A dominância do bitcoin e do ethereum está sendo diretamente desafiada em uma nova análise do estrategista da Bloomberg Intelligence Mike McGlone, que acredita que um concorrente inesperado está se posicionando para ultrapassar ambos. A capitalização de mercado do Tether USDT está se aproximando gradualmente da do ethereum, e Mike McGlone acredita que a ascensão dessa stablecoin acabou de começar, enquanto as duas maiores criptomoedas podem estar seguindo na direção oposta.
O candidato improvável ganhando terreno
Mike McGlone, estrategista sênior de macro da Bloomberg Intelligence, destacou Tether (USDT) como o ativo mais provável de reconfigurar a hierarquia do mercado de criptomoedas no futuro próximo. O mercado de criptomoedas cresceu massivamente nos últimos anos e agora está inundado com milhões de tokens. No entanto, em uma nota recente emitida esta semana, McGlone observou que o capital está se direcionando para instrumentos que mantêm estabilidade e utilidade, especialmente em condições macroeconômicas incertas, e o USDT da Tether está liderando esse movimento.
Curiosamente, McGlone também falou sobre um flippening nas classificações do mercado de criptomoedas. No entanto, esse flippening não é o cenário há muito especulado em que o ethereum supera o bitcoin, mas sim um muito menos esperado, no qual a stablecoin lastreada em dólar supera silenciosamente ambas. “Espero que o ‘flippening’ continue, com o AUM da Tether ultrapassando o ethereum em 2026 e, eventualmente, o bitcoin”, escreveu McGlone.
A diferença entre os dois ativos foi reduzida consideravelmente no último ano. A capitalização de mercado do ethereum atualmente está em aproximadamente US$ 272 bilhões. A capitalização de mercado da Tether, por sua vez, é de cerca de US$ 184 bilhões.

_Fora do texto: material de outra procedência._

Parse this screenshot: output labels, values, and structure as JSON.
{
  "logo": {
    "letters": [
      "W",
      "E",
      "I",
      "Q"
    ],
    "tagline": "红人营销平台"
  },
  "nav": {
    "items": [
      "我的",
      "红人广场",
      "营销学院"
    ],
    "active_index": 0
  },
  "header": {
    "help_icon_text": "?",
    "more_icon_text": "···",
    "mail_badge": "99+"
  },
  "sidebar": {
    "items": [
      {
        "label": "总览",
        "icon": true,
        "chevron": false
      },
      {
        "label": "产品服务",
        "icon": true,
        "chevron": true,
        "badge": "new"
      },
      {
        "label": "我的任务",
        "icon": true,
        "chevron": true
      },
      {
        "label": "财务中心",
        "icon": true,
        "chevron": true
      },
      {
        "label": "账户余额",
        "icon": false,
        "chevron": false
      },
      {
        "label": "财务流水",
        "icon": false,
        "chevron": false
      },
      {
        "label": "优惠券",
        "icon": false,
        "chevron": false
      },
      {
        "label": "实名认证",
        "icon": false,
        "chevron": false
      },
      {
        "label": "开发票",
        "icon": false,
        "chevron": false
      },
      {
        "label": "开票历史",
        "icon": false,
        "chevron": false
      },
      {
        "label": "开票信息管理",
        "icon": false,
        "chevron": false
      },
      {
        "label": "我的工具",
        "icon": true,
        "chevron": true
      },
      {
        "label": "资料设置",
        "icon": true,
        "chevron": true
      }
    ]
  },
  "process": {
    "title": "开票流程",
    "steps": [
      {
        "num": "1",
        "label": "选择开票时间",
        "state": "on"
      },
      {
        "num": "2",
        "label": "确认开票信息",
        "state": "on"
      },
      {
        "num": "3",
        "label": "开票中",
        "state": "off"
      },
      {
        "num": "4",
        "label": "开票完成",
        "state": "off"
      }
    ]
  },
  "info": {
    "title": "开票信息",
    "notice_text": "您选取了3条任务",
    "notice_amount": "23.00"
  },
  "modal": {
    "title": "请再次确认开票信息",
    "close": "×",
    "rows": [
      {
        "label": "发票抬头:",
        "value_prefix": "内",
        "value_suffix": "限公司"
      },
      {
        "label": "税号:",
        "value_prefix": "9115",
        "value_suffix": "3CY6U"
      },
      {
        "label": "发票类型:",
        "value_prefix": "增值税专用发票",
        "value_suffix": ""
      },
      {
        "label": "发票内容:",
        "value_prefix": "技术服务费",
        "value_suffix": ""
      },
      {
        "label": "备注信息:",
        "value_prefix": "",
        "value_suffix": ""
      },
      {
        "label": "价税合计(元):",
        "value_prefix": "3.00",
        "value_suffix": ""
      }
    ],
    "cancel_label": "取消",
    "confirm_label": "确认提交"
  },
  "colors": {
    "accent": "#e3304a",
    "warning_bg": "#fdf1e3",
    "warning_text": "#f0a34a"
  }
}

Exatamente um ano atrás, a stablecoin estava com uma capitalização de mercado de US$ 144,2 bilhões, representando um crescimento de 27,6% nos últimos doze meses. A Tether atualmente controla cerca de 58% da capitalização de mercado global de stablecoins e, juntamente com a USDC, as duas representam cerca de 82% da capitalização total de stablecoins.
A longa jornada do bitcoin de volta a US$ 10.000
McGlone associa essa perspectiva sobre stablecoin a uma postura notavelmente baixista em relação ao bitcoin. Segundo ele, há uma grande possibilidade de o preço do bitcoin cair até US$ 10.000. O bitcoin vem negociando em uma fase corretiva prolongada após sua máxima histórica em 2025, e um gráfico publicado junto ao comentário de McGlone mostra que o bitcoin sempre liderou tanto as altas quanto as baixas do mercado de ações, e se as ações estiverem invertendo a tendência, o bitcoin pode seguir o mesmo caminho.
O gráfico abaixo mostra o candle anual do bitcoin ao lado do índice S&P 500 e sua leitura de volatilidade de 180 dias. A volatilidade do mercado de ações, que está em uma leitura de 12,5, está muito baixa para 2026. Uma reversão nessa tendência pode levar a novas quedas para o bitcoin, que já está mostrando sinais de rejeição acima de US$ 70.000.

Gráfico anual do bitcoin. Fonte: @mikemcglone11 no X
O bitcoin precisa se manter acima de US$ 75.000 para invalidar o cenário de uma queda para US$ 10.000. O fracasso em fazer isso, segundo McGlone, abre caminho para uma reversão mais profunda, até a faixa de US$ 10.000, que ele destaca como uma zona de equilíbrio de longo prazo desde a introdução dos mercados de futuros em 2017.